A handful of major cities in the U.S. have decided that when local government pays for big construction projects, those projects should hire more local workers. This trend has faced fierce pushback from the construction industry, including in Nashville, where voters will decide whether to pass a so-called local hire amendment on Thursday.
At one large construction site in northeast Nashville, John Finch is taking me on a tour. He’s a co-founder of PBG Builders, a general contractor, and he says several dozen workers are here on any given day, employed by up to 25 subcontractors.
“We have one contractor doing the excavation work, another contractor do the paving work, another contractor doing the masonry work,” Finch says.
If Nashville’s local hire amendment passes, companies like his would have to make sure that 40 percent of the work hours on job sites go to Nashville, Davidson County, residents. This quota wouldn’t apply to all construction projects — only those that are funded by Metro government and cost more than $100,000.
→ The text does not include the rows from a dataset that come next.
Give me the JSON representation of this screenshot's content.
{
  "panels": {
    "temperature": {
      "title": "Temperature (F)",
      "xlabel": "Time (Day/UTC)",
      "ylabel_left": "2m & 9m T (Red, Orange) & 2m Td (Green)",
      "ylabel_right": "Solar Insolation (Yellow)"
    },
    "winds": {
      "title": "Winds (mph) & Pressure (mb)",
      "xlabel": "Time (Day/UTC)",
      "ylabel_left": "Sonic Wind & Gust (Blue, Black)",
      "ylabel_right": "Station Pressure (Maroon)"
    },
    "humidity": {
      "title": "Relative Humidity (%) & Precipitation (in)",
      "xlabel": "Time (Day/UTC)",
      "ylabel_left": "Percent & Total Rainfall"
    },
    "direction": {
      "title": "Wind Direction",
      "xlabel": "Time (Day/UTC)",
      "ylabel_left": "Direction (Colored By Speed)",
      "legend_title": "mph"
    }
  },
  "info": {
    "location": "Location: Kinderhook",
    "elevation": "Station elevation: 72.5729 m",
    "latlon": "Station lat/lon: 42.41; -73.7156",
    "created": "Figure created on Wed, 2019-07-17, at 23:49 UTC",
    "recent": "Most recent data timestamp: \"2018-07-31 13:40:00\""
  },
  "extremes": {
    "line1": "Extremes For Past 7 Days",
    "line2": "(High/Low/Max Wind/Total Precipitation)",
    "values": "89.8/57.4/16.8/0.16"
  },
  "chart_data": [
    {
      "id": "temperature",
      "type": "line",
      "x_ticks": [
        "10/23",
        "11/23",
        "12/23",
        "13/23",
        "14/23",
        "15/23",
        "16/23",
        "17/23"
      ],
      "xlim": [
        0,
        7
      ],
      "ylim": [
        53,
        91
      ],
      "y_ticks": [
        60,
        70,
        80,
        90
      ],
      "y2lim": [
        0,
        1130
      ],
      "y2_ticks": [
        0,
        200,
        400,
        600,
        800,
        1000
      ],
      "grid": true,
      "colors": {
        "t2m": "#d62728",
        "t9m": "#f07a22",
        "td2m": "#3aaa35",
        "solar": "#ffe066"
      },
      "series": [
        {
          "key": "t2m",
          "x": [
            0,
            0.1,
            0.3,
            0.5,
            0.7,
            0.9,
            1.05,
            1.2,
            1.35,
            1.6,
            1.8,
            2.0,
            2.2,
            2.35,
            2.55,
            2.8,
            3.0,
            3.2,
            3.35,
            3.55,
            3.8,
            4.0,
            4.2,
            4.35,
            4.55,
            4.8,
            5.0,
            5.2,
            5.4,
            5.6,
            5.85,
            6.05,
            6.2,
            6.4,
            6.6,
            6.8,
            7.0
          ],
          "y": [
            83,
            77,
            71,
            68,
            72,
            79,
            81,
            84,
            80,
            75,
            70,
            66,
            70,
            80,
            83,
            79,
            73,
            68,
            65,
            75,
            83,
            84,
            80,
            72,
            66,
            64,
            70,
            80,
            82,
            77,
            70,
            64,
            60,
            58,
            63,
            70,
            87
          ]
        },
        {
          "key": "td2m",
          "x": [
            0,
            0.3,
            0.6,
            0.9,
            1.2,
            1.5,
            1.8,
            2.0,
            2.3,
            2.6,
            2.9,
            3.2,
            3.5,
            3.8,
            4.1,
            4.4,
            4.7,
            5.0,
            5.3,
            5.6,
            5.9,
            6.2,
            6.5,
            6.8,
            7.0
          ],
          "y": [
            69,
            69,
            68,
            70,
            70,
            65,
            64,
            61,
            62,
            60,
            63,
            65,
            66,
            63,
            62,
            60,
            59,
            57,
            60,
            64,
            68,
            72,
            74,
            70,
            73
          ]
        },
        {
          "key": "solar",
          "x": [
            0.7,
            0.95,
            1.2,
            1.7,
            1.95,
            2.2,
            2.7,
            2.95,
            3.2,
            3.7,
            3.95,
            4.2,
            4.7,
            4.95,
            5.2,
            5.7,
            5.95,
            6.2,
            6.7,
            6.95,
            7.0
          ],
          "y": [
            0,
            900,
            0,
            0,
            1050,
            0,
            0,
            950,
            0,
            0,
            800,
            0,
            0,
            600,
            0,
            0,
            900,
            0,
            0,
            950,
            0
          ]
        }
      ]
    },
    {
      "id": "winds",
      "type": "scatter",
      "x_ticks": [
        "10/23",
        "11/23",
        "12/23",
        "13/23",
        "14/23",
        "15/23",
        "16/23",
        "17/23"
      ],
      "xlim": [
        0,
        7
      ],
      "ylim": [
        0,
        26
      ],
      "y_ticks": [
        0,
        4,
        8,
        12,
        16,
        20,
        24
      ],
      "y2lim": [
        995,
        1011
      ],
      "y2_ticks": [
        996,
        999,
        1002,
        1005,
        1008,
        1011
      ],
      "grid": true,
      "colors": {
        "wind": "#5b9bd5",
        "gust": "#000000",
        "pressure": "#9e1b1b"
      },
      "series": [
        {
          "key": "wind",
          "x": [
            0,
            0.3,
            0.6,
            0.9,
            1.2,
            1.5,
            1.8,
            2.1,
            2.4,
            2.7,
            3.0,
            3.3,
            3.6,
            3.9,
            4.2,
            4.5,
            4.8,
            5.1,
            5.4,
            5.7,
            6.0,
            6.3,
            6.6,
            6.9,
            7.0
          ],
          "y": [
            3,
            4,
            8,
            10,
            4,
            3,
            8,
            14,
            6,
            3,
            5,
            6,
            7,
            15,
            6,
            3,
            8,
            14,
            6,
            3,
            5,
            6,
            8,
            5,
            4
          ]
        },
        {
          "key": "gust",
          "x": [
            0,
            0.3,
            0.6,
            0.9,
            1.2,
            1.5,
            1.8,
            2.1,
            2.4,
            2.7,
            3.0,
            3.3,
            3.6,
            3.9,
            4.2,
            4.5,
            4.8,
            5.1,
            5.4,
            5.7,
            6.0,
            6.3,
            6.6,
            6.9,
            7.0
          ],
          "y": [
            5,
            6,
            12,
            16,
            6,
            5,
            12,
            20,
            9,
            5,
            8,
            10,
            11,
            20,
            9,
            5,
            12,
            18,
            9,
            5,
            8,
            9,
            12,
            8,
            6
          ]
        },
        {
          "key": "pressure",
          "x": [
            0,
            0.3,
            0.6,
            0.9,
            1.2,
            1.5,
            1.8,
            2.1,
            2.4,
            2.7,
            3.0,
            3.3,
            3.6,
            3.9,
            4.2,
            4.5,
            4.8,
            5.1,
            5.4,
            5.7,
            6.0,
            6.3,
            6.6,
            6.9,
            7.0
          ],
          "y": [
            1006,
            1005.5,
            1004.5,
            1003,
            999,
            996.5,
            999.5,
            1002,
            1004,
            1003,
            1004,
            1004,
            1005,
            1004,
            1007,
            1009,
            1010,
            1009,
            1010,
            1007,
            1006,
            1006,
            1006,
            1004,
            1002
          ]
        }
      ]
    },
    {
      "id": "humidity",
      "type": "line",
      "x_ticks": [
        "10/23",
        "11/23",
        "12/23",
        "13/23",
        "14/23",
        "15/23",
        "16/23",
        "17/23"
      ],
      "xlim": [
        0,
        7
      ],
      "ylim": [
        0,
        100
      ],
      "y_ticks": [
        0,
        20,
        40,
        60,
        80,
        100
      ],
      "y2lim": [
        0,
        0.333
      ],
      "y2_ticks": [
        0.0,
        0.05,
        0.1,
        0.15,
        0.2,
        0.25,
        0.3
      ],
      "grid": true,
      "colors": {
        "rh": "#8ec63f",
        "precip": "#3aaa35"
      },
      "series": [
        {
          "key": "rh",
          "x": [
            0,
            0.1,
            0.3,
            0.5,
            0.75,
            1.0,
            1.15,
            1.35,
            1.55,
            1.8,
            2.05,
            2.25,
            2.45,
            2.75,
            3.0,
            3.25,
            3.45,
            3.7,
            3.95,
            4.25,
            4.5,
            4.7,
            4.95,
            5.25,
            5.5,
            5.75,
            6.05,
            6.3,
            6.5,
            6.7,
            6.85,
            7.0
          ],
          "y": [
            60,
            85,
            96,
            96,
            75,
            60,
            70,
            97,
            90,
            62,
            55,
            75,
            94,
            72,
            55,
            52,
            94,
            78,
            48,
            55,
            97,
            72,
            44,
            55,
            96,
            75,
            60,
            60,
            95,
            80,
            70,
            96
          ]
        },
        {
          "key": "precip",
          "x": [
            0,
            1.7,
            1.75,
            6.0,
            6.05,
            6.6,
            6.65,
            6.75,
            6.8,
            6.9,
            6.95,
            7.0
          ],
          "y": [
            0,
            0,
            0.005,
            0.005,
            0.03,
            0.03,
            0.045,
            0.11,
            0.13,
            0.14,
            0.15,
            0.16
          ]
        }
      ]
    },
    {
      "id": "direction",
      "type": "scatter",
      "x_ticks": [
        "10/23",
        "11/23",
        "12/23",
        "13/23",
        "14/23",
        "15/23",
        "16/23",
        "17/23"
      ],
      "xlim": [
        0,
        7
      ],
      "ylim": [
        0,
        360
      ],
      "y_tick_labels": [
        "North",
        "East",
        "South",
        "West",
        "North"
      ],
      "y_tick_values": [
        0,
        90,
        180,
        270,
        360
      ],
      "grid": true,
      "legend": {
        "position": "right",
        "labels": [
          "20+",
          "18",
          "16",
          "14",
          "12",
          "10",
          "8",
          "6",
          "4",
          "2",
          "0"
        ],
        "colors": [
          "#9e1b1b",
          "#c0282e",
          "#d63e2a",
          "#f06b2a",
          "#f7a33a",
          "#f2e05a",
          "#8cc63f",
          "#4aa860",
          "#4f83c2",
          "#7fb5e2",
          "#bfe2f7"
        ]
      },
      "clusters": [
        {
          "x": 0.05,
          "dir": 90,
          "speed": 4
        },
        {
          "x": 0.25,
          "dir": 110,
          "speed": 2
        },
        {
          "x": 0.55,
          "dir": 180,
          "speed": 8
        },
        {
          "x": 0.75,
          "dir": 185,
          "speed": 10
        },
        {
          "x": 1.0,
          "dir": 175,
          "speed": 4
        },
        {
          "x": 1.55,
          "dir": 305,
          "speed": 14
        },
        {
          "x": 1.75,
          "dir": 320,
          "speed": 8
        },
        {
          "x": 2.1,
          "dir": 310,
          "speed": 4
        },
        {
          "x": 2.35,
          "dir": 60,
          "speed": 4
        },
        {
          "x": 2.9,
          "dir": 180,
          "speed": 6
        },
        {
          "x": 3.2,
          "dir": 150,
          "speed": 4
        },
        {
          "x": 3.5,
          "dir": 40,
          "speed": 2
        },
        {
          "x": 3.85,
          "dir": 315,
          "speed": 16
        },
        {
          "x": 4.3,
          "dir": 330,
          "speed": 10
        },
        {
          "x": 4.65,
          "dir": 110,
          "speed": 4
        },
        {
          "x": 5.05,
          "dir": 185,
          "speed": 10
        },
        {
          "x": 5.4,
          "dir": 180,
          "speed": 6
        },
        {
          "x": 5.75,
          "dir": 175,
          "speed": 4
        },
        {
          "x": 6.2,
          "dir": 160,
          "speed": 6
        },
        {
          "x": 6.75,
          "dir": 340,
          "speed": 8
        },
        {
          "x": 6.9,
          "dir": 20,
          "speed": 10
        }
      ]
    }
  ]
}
We start walking around this site to take an unofficial poll.
“Just curious, where do y’all live?” Finch asks a few groups of workers.
“I live in Cheatham County,” one replies.
“I live in McMinnville.”
“Two blocks down the road.”
We talk to several more, and by the end, about half of them do live in Nashville. But this isn’t typical, Finch says.
“If the job had been fully staffed during this walkthrough and interview, I really think you would have found 20, 25 percent of the total would be Davidson County,” he says.
And there’s already a worker shortage. “We all need good workers,” he says. “They’re not there.”
That’s not the perception of Roger Ligon Sr., who owns general contractor ICF Builders in Nashville and does support the amendment.
“There are people out here, especially black and brown people, that have pretty much given up,” he says. “They’ve applied and applied and applied and applied. I’m hoping that this amendment, if it passes, is a spark to them to say, ‘Hey, I can now get a job, because they’ve got to hire locally.’”
But Ligon runs a small shop — he employs about 20 people — and he acknowledges the concerns of big contractors.
”If I were their size, even though I look like me, I’d be against it because I’d feel like it was an impossible task for me,” he says.
In San Francisco, which instituted a mandatory local hire policy a few years ago, officials there seemed to recognize this burden on contractors. So the city spent around $4.5 million on finding and training local workers, and helping contractors find them, according to an official in the local hire office.
Nashville, however, hasn’t said yet if it’s willing to put in any funding if the amendment passes here.